How it started
It began as a different idea in the COVID-19 Global Hackathon. It's now matured into a full blown contact tracing app that makes no sacrifices on effectiveness vs privacy.
The problem
Contact tracing is the method of tracking down all those people an infected person has interacted with to warn them they may be at risk. They can then take action to prevent the virus spreading further.
The leading solution right now is a decentralized model that anonymously tracks Bluetooth pings between users. But there's issues with this approach.
- It's slow, once someone is diagnosed, you have to wait for them to share their data before others can be warned.
- It's slow. A device has to download a large data set and crunch it locally to see if the user is at risk, the user might not know if they are at risk for many hours and in some cases up to a day.
- Can't cross boundaries As a workaround to the above point, some solutions are only downloading data for a small geographic region. This means if an infected use travels from one region to another, the infection chain will not be tracked.
- It's not really decentralized. Infected user's data is shared with a central authority, and the central authority shares the data publically, this is arguably more risky than keeping the data private on the server.
- It can't warn you about areas, e.g. if you visited the same location 20 minutes after a virus carrier was at the same spot.
- It's unreliable. Bluetooth isn't battle tested to be used for this sort of thing. Whereas GPS is.
How we solve it
We use a centralised model, but we decentralise the encryption of the data.
What does that mean?
We use multiple servers that are responsible for encrypting the user's data. No single server gets the full picture. When the data lands on the central server, it can only check for hash collisions to see if users are at risk. No personal or location information can be determined.

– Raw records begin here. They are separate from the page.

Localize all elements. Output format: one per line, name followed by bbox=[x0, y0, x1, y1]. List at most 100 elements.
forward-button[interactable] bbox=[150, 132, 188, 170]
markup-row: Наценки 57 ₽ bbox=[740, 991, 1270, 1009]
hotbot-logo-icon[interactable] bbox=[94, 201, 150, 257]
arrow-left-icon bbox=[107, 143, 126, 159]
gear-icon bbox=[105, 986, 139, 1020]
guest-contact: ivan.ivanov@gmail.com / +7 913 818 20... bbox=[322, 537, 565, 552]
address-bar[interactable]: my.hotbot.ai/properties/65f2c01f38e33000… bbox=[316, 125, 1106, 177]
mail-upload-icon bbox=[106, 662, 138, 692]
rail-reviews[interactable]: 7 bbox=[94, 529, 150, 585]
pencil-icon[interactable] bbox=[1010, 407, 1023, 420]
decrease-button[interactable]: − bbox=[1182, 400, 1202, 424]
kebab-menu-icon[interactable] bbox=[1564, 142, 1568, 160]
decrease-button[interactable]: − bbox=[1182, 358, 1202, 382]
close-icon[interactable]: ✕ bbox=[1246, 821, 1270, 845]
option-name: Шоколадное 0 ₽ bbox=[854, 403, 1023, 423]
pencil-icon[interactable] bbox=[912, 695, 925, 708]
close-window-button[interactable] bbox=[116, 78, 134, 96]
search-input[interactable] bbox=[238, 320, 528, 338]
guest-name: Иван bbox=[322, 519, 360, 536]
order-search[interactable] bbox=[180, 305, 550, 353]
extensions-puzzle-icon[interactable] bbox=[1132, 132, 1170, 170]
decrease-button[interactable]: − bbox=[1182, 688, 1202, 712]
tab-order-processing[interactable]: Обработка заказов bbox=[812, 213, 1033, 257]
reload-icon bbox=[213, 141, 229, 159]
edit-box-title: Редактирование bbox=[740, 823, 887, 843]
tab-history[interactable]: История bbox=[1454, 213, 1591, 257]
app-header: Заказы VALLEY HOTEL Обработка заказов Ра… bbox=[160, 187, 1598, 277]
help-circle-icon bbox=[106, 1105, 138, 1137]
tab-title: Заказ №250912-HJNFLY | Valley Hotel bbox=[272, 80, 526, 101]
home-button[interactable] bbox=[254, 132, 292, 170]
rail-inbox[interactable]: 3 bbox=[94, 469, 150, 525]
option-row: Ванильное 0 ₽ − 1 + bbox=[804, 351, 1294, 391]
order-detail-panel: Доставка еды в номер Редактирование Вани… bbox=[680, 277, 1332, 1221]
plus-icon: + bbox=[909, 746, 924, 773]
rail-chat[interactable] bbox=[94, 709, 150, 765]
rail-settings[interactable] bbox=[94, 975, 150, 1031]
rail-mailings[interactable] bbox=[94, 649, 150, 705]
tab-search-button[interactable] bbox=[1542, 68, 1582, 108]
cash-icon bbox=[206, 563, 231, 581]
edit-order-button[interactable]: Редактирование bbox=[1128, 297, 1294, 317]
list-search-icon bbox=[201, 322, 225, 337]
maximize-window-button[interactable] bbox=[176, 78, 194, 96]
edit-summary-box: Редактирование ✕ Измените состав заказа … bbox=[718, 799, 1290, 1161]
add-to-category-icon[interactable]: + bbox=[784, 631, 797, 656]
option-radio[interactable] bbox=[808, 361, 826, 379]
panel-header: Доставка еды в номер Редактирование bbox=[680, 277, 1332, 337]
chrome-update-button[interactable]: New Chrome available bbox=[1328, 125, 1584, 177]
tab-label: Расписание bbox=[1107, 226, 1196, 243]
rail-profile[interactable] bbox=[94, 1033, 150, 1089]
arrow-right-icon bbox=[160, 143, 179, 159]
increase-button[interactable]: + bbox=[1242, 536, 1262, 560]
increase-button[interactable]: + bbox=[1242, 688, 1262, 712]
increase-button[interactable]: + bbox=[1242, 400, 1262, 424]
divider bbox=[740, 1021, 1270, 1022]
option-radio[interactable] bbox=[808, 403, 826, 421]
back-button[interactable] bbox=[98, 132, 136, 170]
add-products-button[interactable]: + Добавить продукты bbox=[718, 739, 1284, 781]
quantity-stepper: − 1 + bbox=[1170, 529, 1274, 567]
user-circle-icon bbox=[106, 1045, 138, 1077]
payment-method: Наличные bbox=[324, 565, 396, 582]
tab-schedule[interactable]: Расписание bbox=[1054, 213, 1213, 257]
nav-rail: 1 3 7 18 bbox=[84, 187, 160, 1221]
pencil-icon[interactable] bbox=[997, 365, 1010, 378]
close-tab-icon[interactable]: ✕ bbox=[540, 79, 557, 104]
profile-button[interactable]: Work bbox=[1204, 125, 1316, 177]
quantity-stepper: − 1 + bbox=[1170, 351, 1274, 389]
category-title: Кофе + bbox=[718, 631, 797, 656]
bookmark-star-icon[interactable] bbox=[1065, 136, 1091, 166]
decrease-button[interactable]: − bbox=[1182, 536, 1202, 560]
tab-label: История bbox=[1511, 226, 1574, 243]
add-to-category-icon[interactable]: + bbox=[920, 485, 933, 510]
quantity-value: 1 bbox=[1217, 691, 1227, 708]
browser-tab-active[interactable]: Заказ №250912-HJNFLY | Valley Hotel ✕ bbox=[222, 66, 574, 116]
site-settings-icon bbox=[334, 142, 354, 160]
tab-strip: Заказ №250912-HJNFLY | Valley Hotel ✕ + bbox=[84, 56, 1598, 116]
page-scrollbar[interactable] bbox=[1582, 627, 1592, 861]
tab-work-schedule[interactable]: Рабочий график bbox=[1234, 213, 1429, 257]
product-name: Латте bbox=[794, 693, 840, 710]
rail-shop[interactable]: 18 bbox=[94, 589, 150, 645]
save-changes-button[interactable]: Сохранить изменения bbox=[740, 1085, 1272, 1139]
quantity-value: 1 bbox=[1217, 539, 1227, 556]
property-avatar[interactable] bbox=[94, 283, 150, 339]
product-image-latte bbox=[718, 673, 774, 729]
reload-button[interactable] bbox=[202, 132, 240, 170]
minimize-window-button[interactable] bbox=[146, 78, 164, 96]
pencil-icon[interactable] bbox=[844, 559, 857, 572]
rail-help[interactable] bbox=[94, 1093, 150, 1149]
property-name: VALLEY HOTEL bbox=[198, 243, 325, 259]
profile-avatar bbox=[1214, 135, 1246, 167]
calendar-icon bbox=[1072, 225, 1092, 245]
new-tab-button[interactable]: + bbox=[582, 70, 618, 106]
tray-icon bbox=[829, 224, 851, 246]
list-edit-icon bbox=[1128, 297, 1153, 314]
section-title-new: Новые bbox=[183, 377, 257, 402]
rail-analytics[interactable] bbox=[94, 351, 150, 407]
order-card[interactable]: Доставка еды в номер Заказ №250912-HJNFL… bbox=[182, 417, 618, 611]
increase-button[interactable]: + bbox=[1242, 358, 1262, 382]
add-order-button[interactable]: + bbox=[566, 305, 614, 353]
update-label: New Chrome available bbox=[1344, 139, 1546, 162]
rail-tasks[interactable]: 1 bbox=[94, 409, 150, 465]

What benefits does this approach have?
We can warn people who are at risk very quickly. We can also instantly contact trace those who have not been in direct contact with a virus carrier but have been in contact with those who are at risk. It may be the case that Bluetooth tracing is simply too slow to stop a future outbreak, with this method we can dial up and down to what degree we contact trace in order to tackle different situations as they develop.
Tech stack
We picked technologies that scale well, the server is powered by a noSQL database and runs on AWS lambda (but could be easily ported to locally run hardware or another provider), this means its capable of scaling up and down without limitation.
The mobile app is built with React-Native, which means we have a ready to go solution for both Android and iOS.
Hackathon plans
We aim to complete the following.
- Be feature complete, remaining features to do this weekend
- Write the algorithm that marks users as at risk
- Build the salt server implementation
- Health authority integration to verify positive diagnoses
- Fix bugs, ensure the feature set is solid
- Create awareness
- Make connections with those who can find value in using the tech
Future plans
Getting in touch with health authorities and governments to find an area to trial the solution. Then perhaps roll out throughout the EU if it proves an effective tool. With this concept it has potential for each EU member state to have its own salt server, which ensures no specific authority has overall control of user data and each member state plays its part in keeping data private.